Trabalhadores sem terra, que participam do 6º Congresso Nacional do MST, fazem manifestação em favor da reforma agrária, em Brasília (Fabio Rodrigues Pozzebom/Agência Brasil/Agência Brasil)
Agência Brasil
Publicado em 9 de setembro de 2017 às 15h53.
O Tribunal de Contas da União (TCU) revogou, nesta semana, uma medida cautelar de abril de 2016, do próprio órgão que obrigava o Instituto Nacional de Colonização e Reforma Agrária (Incra) a suspender os processos de seleção de candidatos ao Programa Nacional de Reforma Agrária (PNRA) e de assentamento de beneficiários já selecionados. A decisão saiu na última quarta-feira (6), mas só foi divulgada ontem (8).
Em abril de 2016, o tribunal determinou o bloqueio liminar (provisório) dos beneficiários do programa cujos cadastros apresentavam indícios de irregularidades. A suspensão vigorou enquanto as suspeitas eram apuradas.
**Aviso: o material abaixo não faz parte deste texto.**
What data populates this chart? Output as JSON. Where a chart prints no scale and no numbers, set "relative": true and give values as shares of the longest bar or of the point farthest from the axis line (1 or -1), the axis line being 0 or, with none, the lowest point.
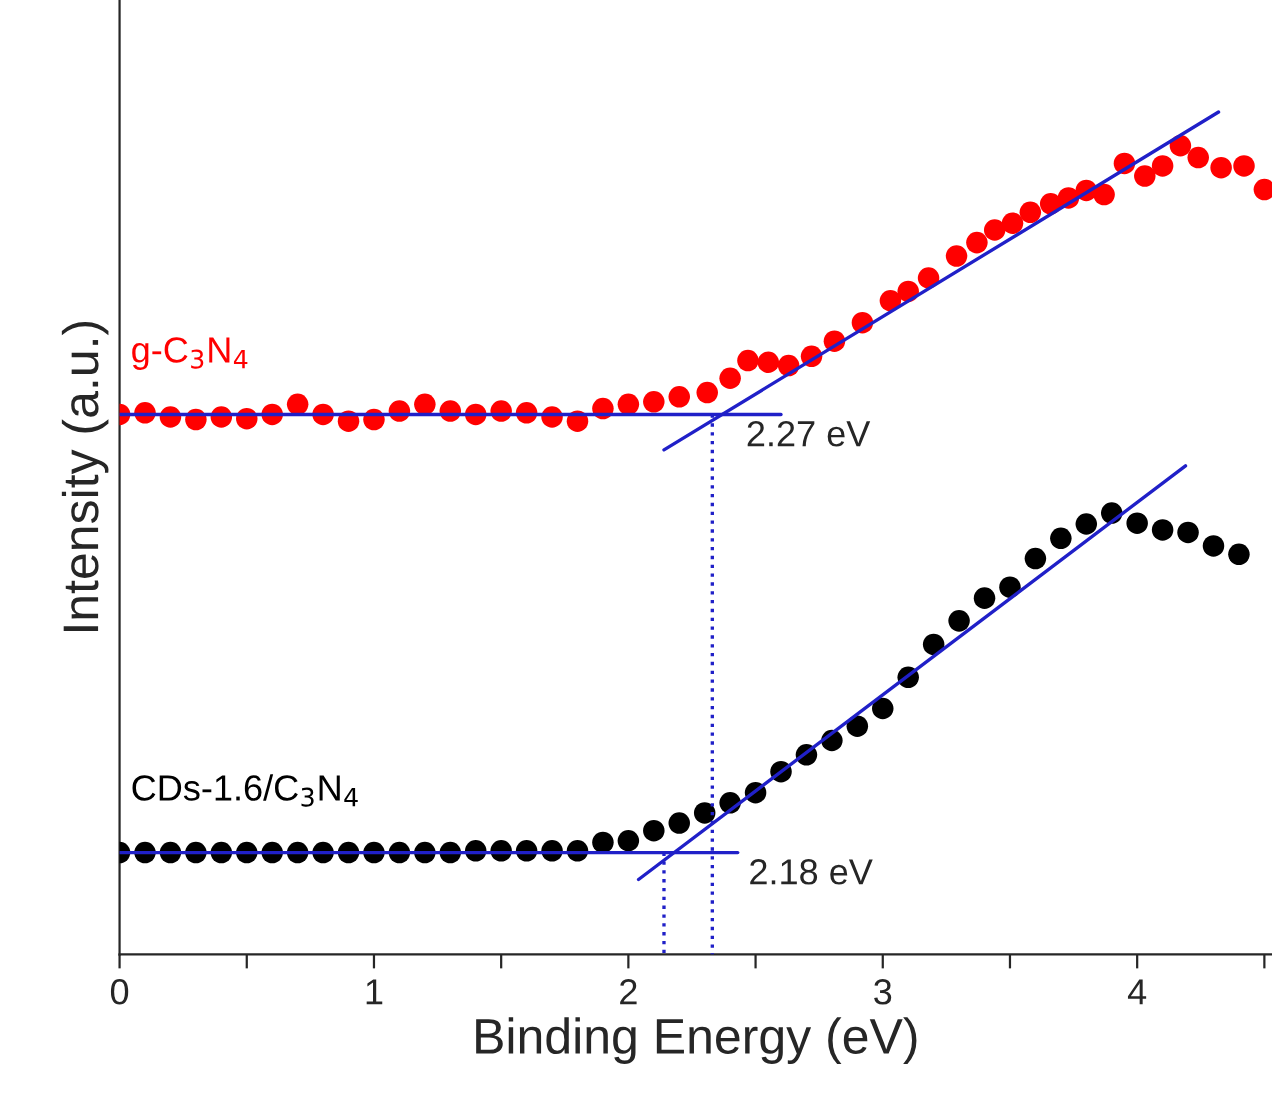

Entre os indícios inicialmente apontados por técnicos da Secretaria de Controle Externo da Agricultura e do Meio Ambiente do TCU, estavam a existência de pessoas que trabalham em órgãos públicos, como prefeituras; empresários e até titulares de mandatos eletivos, além de pessoas que possuem terras com tamanho acima do permitido. Se confirmadas, as irregularidades trariam prejuízo de R$ 2,83 bilhões.
Em seu voto, o ministro-relator do processo, Augusto Sherman Cavalcanti, citou que, há pelo menos 20 anos, o TCU vem combatendo "desvios de finalidades" na execução da Política Nacional de Reforma Agrária. E que, embora o Incra venha implementando medidas positivas neste sentido, "o horizonte de resolução dos problemas é longo".
Para o ministro, a complexidade das apurações e o fato de que o Incra tornou mais rígido o credenciamento dos beneficiários permitiram ao ministro fixar um prazo para a apuração das irregularidades em vez de manter integralmente os bloqueios. "Em vez da manutenção integral dos bloqueios, entendo mais adequado fixar um limite de três anos para a apuração de todos os indícios de irregularidades apontados e ainda remanescentes de verificação por parte da autarquia, [que deve apresentar] a esta corte plano definitivo de apuração de todos os indícios, contemplando referido prazo máximo de apuração", ponderou o ministro no voto.
Segundo, Cavalcanti, se confirmada a irregularidade, o Incra deverá vedar o acesso ao programa e, se for o caso, pedir que os beneficiários restituam os valores recebidos indevidamente. Os suspeitos teriam direito a ampla defesa. Procurado, o Incra se limitou a informar que ainda não foi oficialmente notificado e que vai aguardar a publicação do acórdão para se manifestar.
Em abril de 2016, a interrupção liminar dos processos de seleção de candidatos ao PNRA e a suspensão do assentamento de beneficiários já selecionados chegou a afetar cerca de 500 mil famílias, segundo estimativa do próprio Incra. Entre outras coisas, os produtores já assentados ficaram impedidos de obter a Declaração de Aptidão ao Programa Nacional de Fortalecimento da Agricultura Familiar (Pronaf) - documento necessário para acessar políticas públicas de crédito, assistência técnica e demais ações desenvolvidas pelo Incra.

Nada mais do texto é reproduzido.